Economic inequality is a front and center issue as mid-term election campaigns begin in earnest and as the Senate gets ready to debate raising the federal minimum wage.  Republicans continue to address the issue in their own way:

  1. Republican Party Chairman in Pennsylvania, Rob Gleason, told the Philadelphia Daily News that members of Congress have a "tough job", where they "don't make a lot of money."
  2. Representative Phil Gingrey (R-Georgia) complained last year that he could be making big money as a lobbyist but instead he was "stuck" on Capitol Hill being paid a paltry salary.
  3. In 2011, Denny Rehberg (R) then a U.S. Representative from Montana told his constituents that he was "struggling like everyone else."  At the time, Mr. Rehberg had a net worth of $56 million.
  4. Representative Sean Duffy (R-Wisconsin) has complained about how he "struggles" to pay his bills and has to drive "a used minivan."
  5. Representative Steve Southerland II (R-Florida) says his congressional salary is "not so much."
  6. Marco Rubio (R-Florida) who opposes raising the federal minimum wage says that "Raising the minimum wage may poll well, but having a job that pays $10 an hour is not the American dream." 
  7. Thom Tillis, (R-North Carolina), who is challenging Kay Hagan (D) for her Senate seat, has been quoted as saying that complaints from people on public assistance after Republicans in his state voted to cut social service programs was nothing but "whining coming from losers."
  8. Representative Jack Kingston (R-Georgia), who has entered the Republican primary race for the U.S. Senate recently said he had asked the Secretary of Agriculture about the school lunch program.  "Why don't we have the kids pay a dime, pay a nickel to instill in them that there is, in fact, no such thing as a free lunch?  Or maybe sweep the floor of the cafeteria."
  9. And finally, we have Arthur Laffer, a conservative economist who first gained national prominence as a member of Ronald Reagans's Economic Policy Advisory Board and who now serves as a non-staff adviser to the Heritage Foundation.  Mr. Laffer managed to offend both the economically disadvantaged and minorities when he called the federal minimum wage the "black teenage unemployment act."

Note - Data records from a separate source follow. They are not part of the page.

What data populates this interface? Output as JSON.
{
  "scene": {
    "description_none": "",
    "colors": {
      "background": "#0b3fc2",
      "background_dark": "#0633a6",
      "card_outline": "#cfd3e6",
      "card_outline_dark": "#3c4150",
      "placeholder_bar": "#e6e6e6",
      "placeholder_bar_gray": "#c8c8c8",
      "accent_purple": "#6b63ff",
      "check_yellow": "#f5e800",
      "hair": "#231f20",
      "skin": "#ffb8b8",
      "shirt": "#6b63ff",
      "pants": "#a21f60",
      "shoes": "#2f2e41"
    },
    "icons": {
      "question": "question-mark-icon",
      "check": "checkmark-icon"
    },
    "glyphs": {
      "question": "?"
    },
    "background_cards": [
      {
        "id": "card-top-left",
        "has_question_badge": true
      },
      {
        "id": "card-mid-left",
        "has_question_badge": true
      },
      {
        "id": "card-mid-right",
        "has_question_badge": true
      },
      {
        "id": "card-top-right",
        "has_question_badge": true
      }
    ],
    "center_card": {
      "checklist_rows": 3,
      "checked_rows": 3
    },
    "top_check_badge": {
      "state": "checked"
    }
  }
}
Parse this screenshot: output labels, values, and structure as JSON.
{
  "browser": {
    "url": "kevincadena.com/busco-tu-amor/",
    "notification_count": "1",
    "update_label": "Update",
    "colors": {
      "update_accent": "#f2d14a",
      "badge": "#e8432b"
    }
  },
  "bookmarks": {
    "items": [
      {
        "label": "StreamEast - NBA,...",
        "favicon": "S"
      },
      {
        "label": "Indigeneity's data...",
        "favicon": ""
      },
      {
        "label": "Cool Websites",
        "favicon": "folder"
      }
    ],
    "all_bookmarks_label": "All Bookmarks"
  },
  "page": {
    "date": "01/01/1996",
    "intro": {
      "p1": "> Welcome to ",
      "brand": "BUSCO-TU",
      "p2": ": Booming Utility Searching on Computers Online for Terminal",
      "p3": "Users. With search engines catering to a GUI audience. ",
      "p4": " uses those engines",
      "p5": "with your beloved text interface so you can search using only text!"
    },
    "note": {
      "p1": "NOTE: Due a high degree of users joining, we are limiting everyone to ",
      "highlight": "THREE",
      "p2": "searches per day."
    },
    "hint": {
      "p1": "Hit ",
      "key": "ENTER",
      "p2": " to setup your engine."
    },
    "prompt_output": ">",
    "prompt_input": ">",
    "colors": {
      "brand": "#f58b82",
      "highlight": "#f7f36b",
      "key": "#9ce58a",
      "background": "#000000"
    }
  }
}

what eye thynk:   My answer to #s 1,2,3,4, and 5 -  Members of Congress have a base salary of $174,000 a year plus benefits.  The Speaker, Majority and Minority leaders and committee chairman earn more.  The average American salary is $51,000 per year.  Please explain to me again who you feel is underpaid and struggling.

#6:  Mr. Rubio is right, a $10/hour job is not going to earn anyone the classic American dream, but it looks like a God-send to the worker who is currently subsisting on $7.25/hour.

#7:  Members of Congress are paid 3 1/2 times what the average American makes.  So maybe, the complaints coming from Congress should be disregarded as nothing but "whining coming from 'winners'?" 

#8:  Next Mr. Kingston will be calling this a job training program and bragging how he is singlehandedly tackling the national unemployment problem.

And finally, #9 - 84% of those working for minimum wage are over 20 and 47% are over 30, not teenagers.  57% of minimum wage workers are white.  47% work full time and still have incomes so low they are eligible for food stamps and other social services.  If raising the minimum wage high enough that these same workers no longer need government paid social services, wouldn't that end up reducing the cost of government social programs--a plan that Republicans seem to advocate?

Republicans still seem to have a lot of work to do when it comes to relating to the average American income and the average American worker.   I advocate a year of being forced to live on the federal minimum wage--even a $10/hour minimum wage--as a cure for their chronic Mitt Romney-itis.  

*****
After watching tonight's evening news, I have to add this addendum:  16% of Americans now live in poverty while just over 50% of the members of our current U.S. Congress are millionaires.  This percentage includes both Republicans and Democrats.  While it must be difficult for ANYONE who has risen that high economically to truly understand what life is like for the rest of us, it appears that Democrats are the only ones willing to address the chasm.